Publicado 30.01.2015, 14:07
© Reuters. Banco Central, em Brasília

Por Luciana Otoni e Flavia Bohone

BRASÍLIA (Reuters) - Pela primeira vez em mais de dez anos, o setor público brasileiro não conseguiu fazer economia para pagar juros da dívida em 2014, consequência da fraca atividade econômica e mau gerenciamento das contas públicas num desempenho que sinaliza um ano difícil também em 2015.

O país registrou déficit primário de 32,536 bilhões de reais no ano passado, informou o Banco Central nesta sexta-feira, o primeiro resultado negativo desde o início da série histórica, em 2001. Com isso, o saldo primário negativo foi equivalente a 0,63 por cento do Produto Interno Bruto (PIB), também o pior já registrado. Em 2013, o setor público registrou superávit primário de 91,3 bilhões de reais, ou 1,88 por cento do PIB.

Só em dezembro, o déficit primário somou 12,894 bilhões de reais, muito pior que o esperado por analistas consultados pela Reuters, cuja mediana apontava saldo positivo de 11,6 bilhões de reais..

O setor público consolidado (governo central, Estados, municípios e estatais) não cumpre a meta de superávit primário desde 2012. Para 2014, o governo limou o objetivo ao conseguir aprovar no Congresso Nacional mudança na Lei de Diretrizes Orçamentárias (LDO). Por isso, ninguém do Executivo sofrerá penalidades pelos maus resultados.

"O governo não ajustou as projeções fiscais em um quadro adverso do ano passado.

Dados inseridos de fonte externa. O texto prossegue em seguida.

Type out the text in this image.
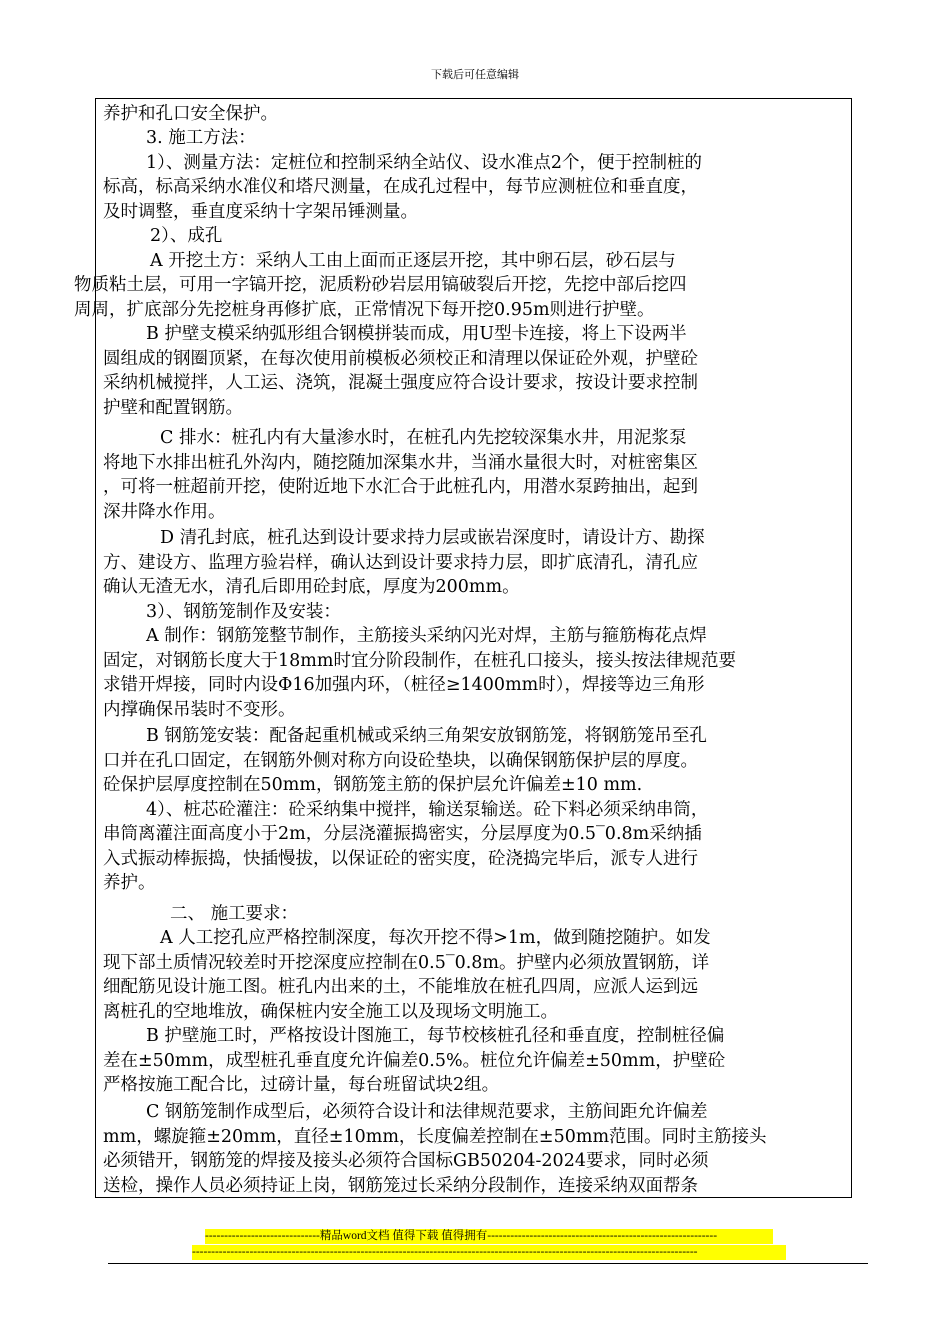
下载后可任意编辑
养护和孔口安全保护。
3. 施工方法：
1）、测量方法：定桩位和控制采纳全站仪、设水准点2个，便于控制桩的
标高，标高采纳水准仪和塔尺测量，在成孔过程中，每节应测桩位和垂直度，
及时调整，垂直度采纳十字架吊锤测量。
2）、成孔
A 开挖土方：采纳人工由上面而正逐层开挖，其中卵石层，砂石层与
物质粘土层，可用一字镐开挖，泥质粉砂岩层用镐破裂后开挖，先挖中部后挖四
周周，扩底部分先挖桩身再修扩底，正常情况下每开挖0.95m则进行护壁。
B 护壁支模采纳弧形组合钢模拼装而成，用U型卡连接，将上下设两半
圆组成的钢圈顶紧，在每次使用前模板必须校正和清理以保证砼外观，护壁砼
采纳机械搅拌，人工运、浇筑，混凝土强度应符合设计要求，按设计要求控制
护壁和配置钢筋。
C 排水：桩孔内有大量渗水时，在桩孔内先挖较深集水井，用泥浆泵
将地下水排出桩孔外沟内，随挖随加深集水井，当涌水量很大时，对桩密集区
，可将一桩超前开挖，使附近地下水汇合于此桩孔内，用潜水泵跨抽出，起到
深井降水作用。
D 清孔封底，桩孔达到设计要求持力层或嵌岩深度时，请设计方、勘探
方、建设方、监理方验岩样，确认达到设计要求持力层，即扩底清孔，清孔应
确认无渣无水，清孔后即用砼封底，厚度为200mm。
3）、钢筋笼制作及安装：
A 制作：钢筋笼整节制作，主筋接头采纳闪光对焊，主筋与箍筋梅花点焊
固定，对钢筋长度大于18mm时宜分阶段制作，在桩孔口接头，接头按法律规范要
求错开焊接，同时内设Φ16加强内环，（桩径≥1400mm时），焊接等边三角形
内撑确保吊装时不变形。
B 钢筋笼安装：配备起重机械或采纳三角架安放钢筋笼，将钢筋笼吊至孔
口并在孔口固定，在钢筋外侧对称方向设砼垫块，以确保钢筋保护层的厚度。
砼保护层厚度控制在50mm，钢筋笼主筋的保护层允许偏差±10 mm.
4）、桩芯砼灌注：砼采纳集中搅拌，输送泵输送。砼下料必须采纳串筒，
串筒离灌注面高度小于2m，分层浇灌振捣密实，分层厚度为0.5‾0.8m采纳插
入式振动棒振捣，快插慢拔，以保证砼的密实度，砼浇捣完毕后，派专人进行
养护。
二、 施工要求：
A 人工挖孔应严格控制深度，每次开挖不得>1m，做到随挖随护。如发
现下部土质情况较差时开挖深度应控制在0.5‾0.8m。护壁内必须放置钢筋，详
细配筋见设计施工图。桩孔内出来的土，不能堆放在桩孔四周，应派人运到远
离桩孔的空地堆放，确保桩内安全施工以及现场文明施工。
B 护壁施工时，严格按设计图施工，每节校核桩孔径和垂直度，控制桩径偏
差在±50mm，成型桩孔垂直度允许偏差0.5%。桩位允许偏差±50mm，护壁砼
严格按施工配合比，过磅计量，每台班留试块2组。
C 钢筋笼制作成型后，必须符合设计和法律规范要求，主筋间距允许偏差
mm，螺旋箍±20mm，直径±10mm，长度偏差控制在±50mm范围。同时主筋接头
必须错开，钢筋笼的焊接及接头必须符合国标GB50204-2024要求，同时必须
送检，操作人员必须持证上岗，钢筋笼过长采纳分段制作，连接采纳双面帮条
------------------------------精品word文档 值得下载 值得拥有------------------------------------------------------------
------------------------------------------------------------------------------------------------------------------------------------
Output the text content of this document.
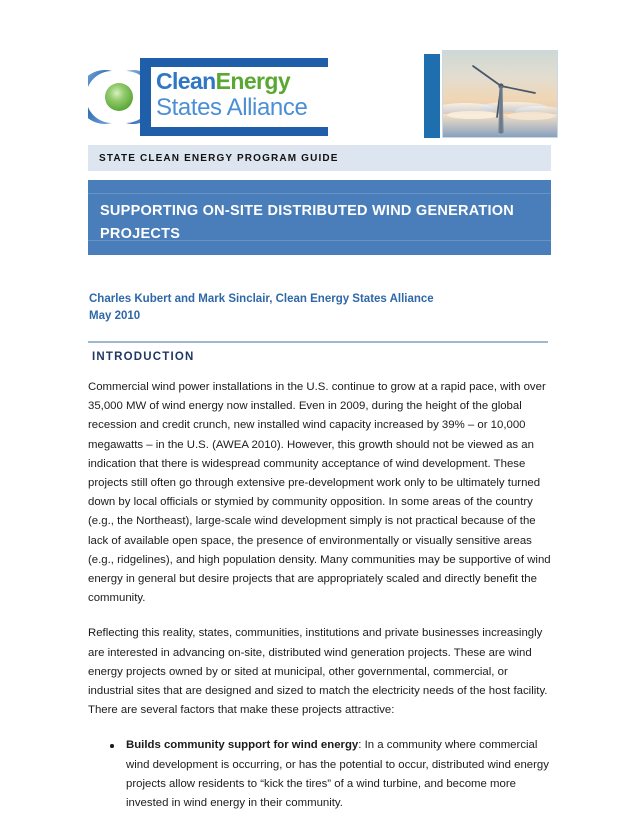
CleanEnergy
States Alliance
STATE CLEAN ENERGY PROGRAM GUIDE
SUPPORTING ON-SITE DISTRIBUTED WIND GENERATION PROJECTS
Charles Kubert and Mark Sinclair, Clean Energy States Alliance
May 2010
INTRODUCTION

Commercial wind power installations in the U.S. continue to grow at a rapid pace, with over 35,000 MW of wind energy now installed. Even in 2009, during the height of the global recession and credit crunch, new installed wind capacity increased by 39% – or 10,000 megawatts – in the U.S. (AWEA 2010). However, this growth should not be viewed as an indication that there is widespread community acceptance of wind development. These projects still often go through extensive pre-development work only to be ultimately turned down by local officials or stymied by community opposition. In some areas of the country (e.g., the Northeast), large-scale wind development simply is not practical because of the lack of available open space, the presence of environmentally or visually sensitive areas (e.g., ridgelines), and high population density. Many communities may be supportive of wind energy in general but desire projects that are appropriately scaled and directly benefit the community.

Reflecting this reality, states, communities, institutions and private businesses increasingly are interested in advancing on-site, distributed wind generation projects. These are wind energy projects owned by or sited at municipal, other governmental, commercial, or industrial sites that are designed and sized to match the electricity needs of the host facility. There are several factors that make these projects attractive:

Builds community support for wind energy: In a community where commercial wind development is occurring, or has the potential to occur, distributed wind energy projects allow residents to “kick the tires” of a wind turbine, and become more invested in wind energy in their community.
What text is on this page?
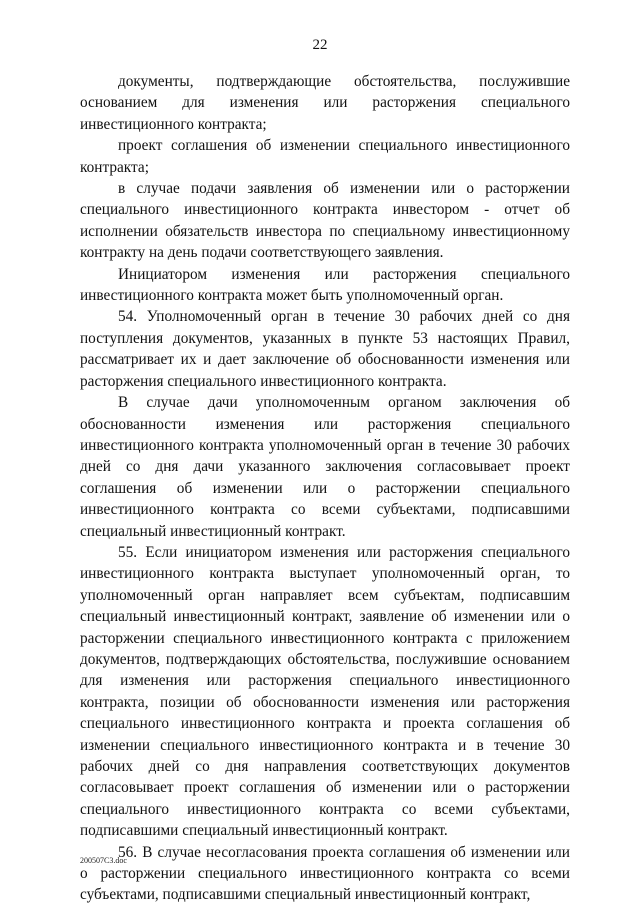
22

документы, подтверждающие обстоятельства, послужившие основанием для изменения или расторжения специального инвестиционного контракта;

проект соглашения об изменении специального инвестиционного контракта;

в случае подачи заявления об изменении или о расторжении специального инвестиционного контракта инвестором - отчет об исполнении обязательств инвестора по специальному инвестиционному контракту на день подачи соответствующего заявления.

Инициатором изменения или расторжения специального инвестиционного контракта может быть уполномоченный орган.

54. Уполномоченный орган в течение 30 рабочих дней со дня поступления документов, указанных в пункте 53 настоящих Правил, рассматривает их и дает заключение об обоснованности изменения или расторжения специального инвестиционного контракта.

В случае дачи уполномоченным органом заключения об обоснованности изменения или расторжения специального инвестиционного контракта уполномоченный орган в течение 30 рабочих дней со дня дачи указанного заключения согласовывает проект соглашения об изменении или о расторжении специального инвестиционного контракта со всеми субъектами, подписавшими специальный инвестиционный контракт.

55. Если инициатором изменения или расторжения специального инвестиционного контракта выступает уполномоченный орган, то уполномоченный орган направляет всем субъектам, подписавшим специальный инвестиционный контракт, заявление об изменении или о расторжении специального инвестиционного контракта с приложением документов, подтверждающих обстоятельства, послужившие основанием для изменения или расторжения специального инвестиционного контракта, позиции об обоснованности изменения или расторжения специального инвестиционного контракта и проекта соглашения об изменении специального инвестиционного контракта и в течение 30 рабочих дней со дня направления соответствующих документов согласовывает проект соглашения об изменении или о расторжении специального инвестиционного контракта со всеми субъектами, подписавшими специальный инвестиционный контракт.

56. В случае несогласования проекта соглашения об изменении или о расторжении специального инвестиционного контракта со всеми субъектами, подписавшими специальный инвестиционный контракт,

200507С3.doc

Deveria ter revertido desonerações e não fez dado a iminência do quadro eleitoral", disse o especialista em contas públicas Felipe Salto.

No ano passado, o governo central (governo federal, INSS e BC) registrou déficit primário de 20,472 bilhões de reais, neste caso o primeiro desde 1997, quando o saldo ficou negativo em 2,375 bilhões de reais.

Já os governo regionais (Estados e municípios) apresentaram déficit primário de 7,790 bilhões de reais em 2014, o primeiro desde 1998 (-1,731 bilhão de reais), enquanto as empresas estatais tiveram resultado fiscal negativo de 4,274 bilhões de reais.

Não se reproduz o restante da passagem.